Сорок часов в тесной лодке вымотали Светлану – не физически. Она спокойно переносила и качку, и соль. Но полная невозможность уединения; но вспыхнувшее полузабытое: плотно, один к одному, спящие на палубе, и кто-то из них уже не проснется, и запах рыбы, смолы, горячего мокрого дерева, гнили и пота, и непрерывный надрывный плач, и скрип уключин, и тихие усталые проклятия, и тоска, и тоскливые песни по вечерам, и даже веселые песни все равно поются тоскливо… чужбина была впереди, была, но не ждала… и самоедские мысли: дура, дура, дура, испортила все, и даже последнюю ночь – и ту испортила… перегнуться бы через борт – и на дно ключом… Что-то не пускало. Но думать об этом было легко, и она стала думать именно об этом.

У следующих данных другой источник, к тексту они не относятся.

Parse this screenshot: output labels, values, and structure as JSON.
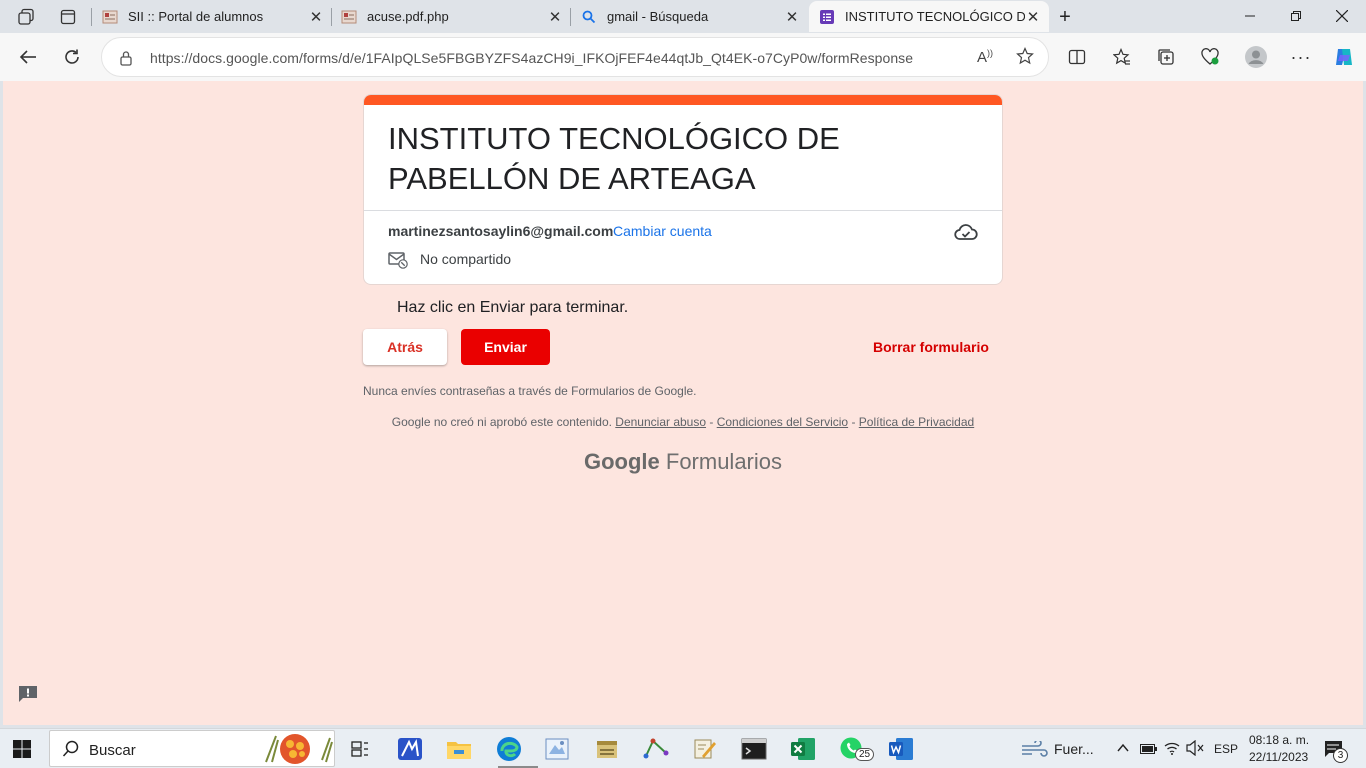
{
  "browser": {
    "tabs": [
      {
        "title": "SII :: Portal de alumnos",
        "icon": "sii-favicon"
      },
      {
        "title": "acuse.pdf.php",
        "icon": "sii-favicon"
      },
      {
        "title": "gmail - Búsqueda",
        "icon": "search-icon"
      },
      {
        "title": "INSTITUTO TECNOLÓGICO DE PA",
        "icon": "forms-icon",
        "active": true
      }
    ],
    "url": "https://docs.google.com/forms/d/e/1FAIpQLSe5FBGBYZFS4azCH9i_IFKOjFEF4e44qtJb_Qt4EK-o7CyP0w/formResponse"
  },
  "form": {
    "title": "INSTITUTO TECNOLÓGICO DE PABELLÓN DE ARTEAGA",
    "email": "martinezsantosaylin6@gmail.com",
    "switch_account": "Cambiar cuenta",
    "not_shared": "No compartido",
    "instruction": "Haz clic en Enviar para terminar.",
    "back_label": "Atrás",
    "send_label": "Enviar",
    "clear_label": "Borrar formulario",
    "warning": "Nunca envíes contraseñas a través de Formularios de Google.",
    "legal_text": "Google no creó ni aprobó este contenido.",
    "report_abuse": "Denunciar abuso",
    "terms": "Condiciones del Servicio",
    "privacy": "Política de Privacidad",
    "sep": " - ",
    "logo_google": "Google",
    "logo_forms": "Formularios",
    "accent_color": "#ff5722",
    "background_color": "#fde5df"
  },
  "taskbar": {
    "search_placeholder": "Buscar",
    "weather": "Fuer...",
    "language": "ESP",
    "time": "08:18 a. m.",
    "date": "22/11/2023",
    "whatsapp_badge": "25",
    "notification_count": "3"
  }
}
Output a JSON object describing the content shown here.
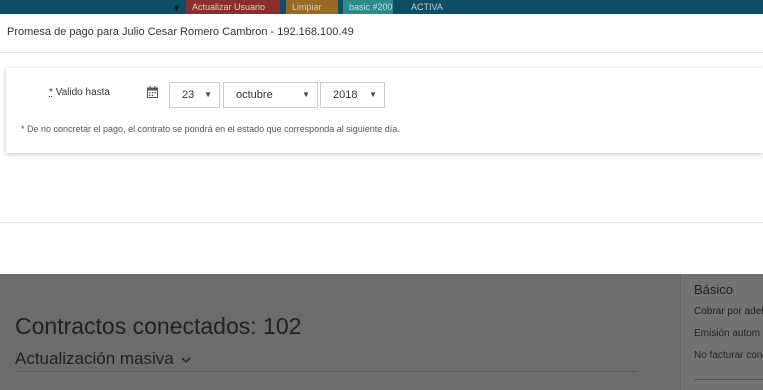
{
  "background": {
    "top_bar": {
      "btn_update_user": "Actualizar Usuario",
      "btn_clean": "Limpiar",
      "badge_plan": "basic #200",
      "status": "ACTIVA"
    },
    "page_title": "Contractos conectados: 102",
    "bulk_update_label": "Actualización masiva",
    "side_panel": {
      "heading": "Básico",
      "rows": [
        "Cobrar por adel",
        "Emisión autom",
        "No facturar con"
      ]
    }
  },
  "modal": {
    "title": "Promesa de pago para Julio Cesar Romero Cambron - 192.168.100.49",
    "field_label_prefix": "*",
    "field_label": "Valido hasta",
    "day": "23",
    "month": "octubre",
    "year": "2018",
    "note": "* De no concretar el pago, el contrato se pondrá en el estado que corresponda al siguiente día."
  },
  "icons": {
    "calendar": "calendar-icon",
    "caret": "caret-down-icon"
  }
}
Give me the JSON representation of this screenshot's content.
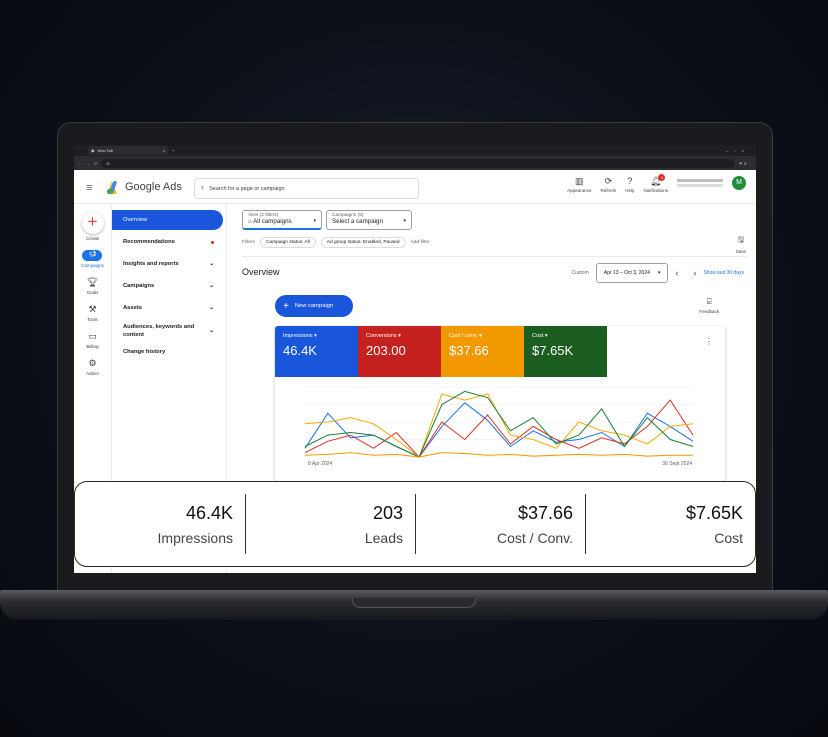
{
  "browser": {
    "tab_title": "New Tab",
    "url": "G"
  },
  "app": {
    "name": "Google Ads",
    "search_placeholder": "Search for a page or campaign"
  },
  "top_icons": [
    {
      "label": "Appearance",
      "icon": "appearance-icon",
      "glyph": "▥"
    },
    {
      "label": "Refresh",
      "icon": "refresh-icon",
      "glyph": "⟳"
    },
    {
      "label": "Help",
      "icon": "help-icon",
      "glyph": "?"
    },
    {
      "label": "Notifications",
      "icon": "bell-icon",
      "glyph": "🔔︎",
      "badge": "1"
    }
  ],
  "account": {
    "initial": "M"
  },
  "rail": [
    {
      "label": "Create",
      "glyph": "+"
    },
    {
      "label": "Campaigns",
      "glyph": "📢︎"
    },
    {
      "label": "Goals",
      "glyph": "🏆︎"
    },
    {
      "label": "Tools",
      "glyph": "⚒"
    },
    {
      "label": "Billing",
      "glyph": "▭"
    },
    {
      "label": "Admin",
      "glyph": "⚙"
    }
  ],
  "nav": [
    {
      "label": "Overview",
      "active": true
    },
    {
      "label": "Recommendations",
      "dot": true
    },
    {
      "label": "Insights and reports",
      "chevron": "⌄"
    },
    {
      "label": "Campaigns",
      "chevron": "⌄"
    },
    {
      "label": "Assets",
      "chevron": "⌄"
    },
    {
      "label": "Audiences, keywords and content",
      "chevron": "⌄"
    },
    {
      "label": "Change history"
    }
  ],
  "view_filter": {
    "label": "View (2 filters)",
    "value": "All campaigns"
  },
  "campaign_filter": {
    "label": "Campaigns (5)",
    "value": "Select a campaign"
  },
  "filters": {
    "label": "Filters",
    "chips": [
      "Campaign status: All",
      "Ad group status: Enabled, Paused"
    ],
    "add": "Add filter"
  },
  "save_label": "Save",
  "overview_title": "Overview",
  "date": {
    "mode": "Custom",
    "range": "Apr 13 – Oct 3, 2024",
    "show": "Show last 30 days"
  },
  "new_campaign": "New campaign",
  "feedback": "Feedback",
  "metrics": [
    {
      "label": "Impressions ▾",
      "value": "46.4K",
      "color": "#1a56db"
    },
    {
      "label": "Conversions ▾",
      "value": "203.00",
      "color": "#c5221f"
    },
    {
      "label": "Cost / conv. ▾",
      "value": "$37.66",
      "color": "#f29900"
    },
    {
      "label": "Cost ▾",
      "value": "$7.65K",
      "color": "#1b5e20"
    }
  ],
  "chart_data": {
    "type": "line",
    "x_labels": [
      "8 Apr 2024",
      "30 Sept 2024"
    ],
    "series": [
      {
        "color": "#1a73e8",
        "values": [
          10,
          50,
          22,
          25,
          12,
          0,
          35,
          62,
          42,
          12,
          30,
          17,
          20,
          28,
          12,
          50,
          35,
          18
        ]
      },
      {
        "color": "#d93025",
        "values": [
          5,
          18,
          25,
          10,
          28,
          0,
          40,
          20,
          48,
          15,
          35,
          20,
          10,
          22,
          15,
          35,
          65,
          25
        ]
      },
      {
        "color": "#f9ab00",
        "values": [
          38,
          40,
          45,
          38,
          20,
          0,
          72,
          65,
          72,
          25,
          20,
          10,
          40,
          30,
          25,
          15,
          35,
          38
        ]
      },
      {
        "color": "#188038",
        "values": [
          12,
          25,
          28,
          25,
          12,
          0,
          60,
          75,
          68,
          30,
          45,
          15,
          25,
          55,
          12,
          45,
          20,
          12
        ]
      },
      {
        "color": "#f29900",
        "values": [
          2,
          3,
          5,
          2,
          3,
          0,
          5,
          4,
          2,
          3,
          1,
          2,
          3,
          2,
          3,
          1,
          2,
          2
        ]
      }
    ]
  },
  "summary": [
    {
      "value": "46.4K",
      "label": "Impressions"
    },
    {
      "value": "203",
      "label": "Leads"
    },
    {
      "value": "$37.66",
      "label": "Cost / Conv."
    },
    {
      "value": "$7.65K",
      "label": "Cost"
    }
  ]
}
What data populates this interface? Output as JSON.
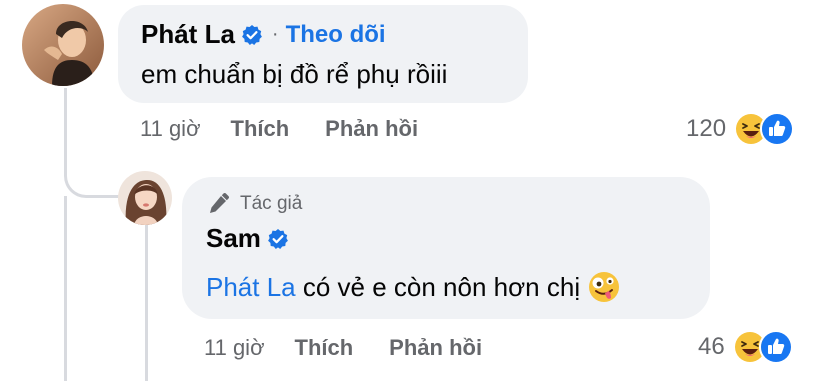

Олив заметила перемену в ней: Светлана вдруг перестала метаться – телом и духом – и погрузилась во что-то завораживающее. Это тревожило, но сделать нельзя было ничего – это Олив знала по себе. Она помнила себя, впервые брошенную… жалкое зрелище. И ничем не помочь, поэтому лучше не трогать.
Глеб вряд ли жив, беспощадно знала она. Той ночью, когда Светти забылась в фургончике передвижного театрика, а она сама с карабином в обнимку караулила рядом, сержант успел сбегать к отелю «Рэндал» и застал там кучу полицейских, пожарных, солдат… Осторожно он разузнал, что человек десять мастеровых где-то после полуночи вошли, избили и связали швейцара и портье, поднялись наверх – и там началась Пальба. Кто и в кого стрелял, сержант выяснить, конечно, не смог, но видел сам, как вынесли и погрузили в медицинскую карету носилки, а на носилках лежал без признаков жизни молодой, лет двадцати пяти, человек со светлыми волосами. Рука его выпала из-под простыни и волочилась…
Что-то сгущалось на йоде. Должно быть, не только из-за ветра повернул к берегу капитан Арчи.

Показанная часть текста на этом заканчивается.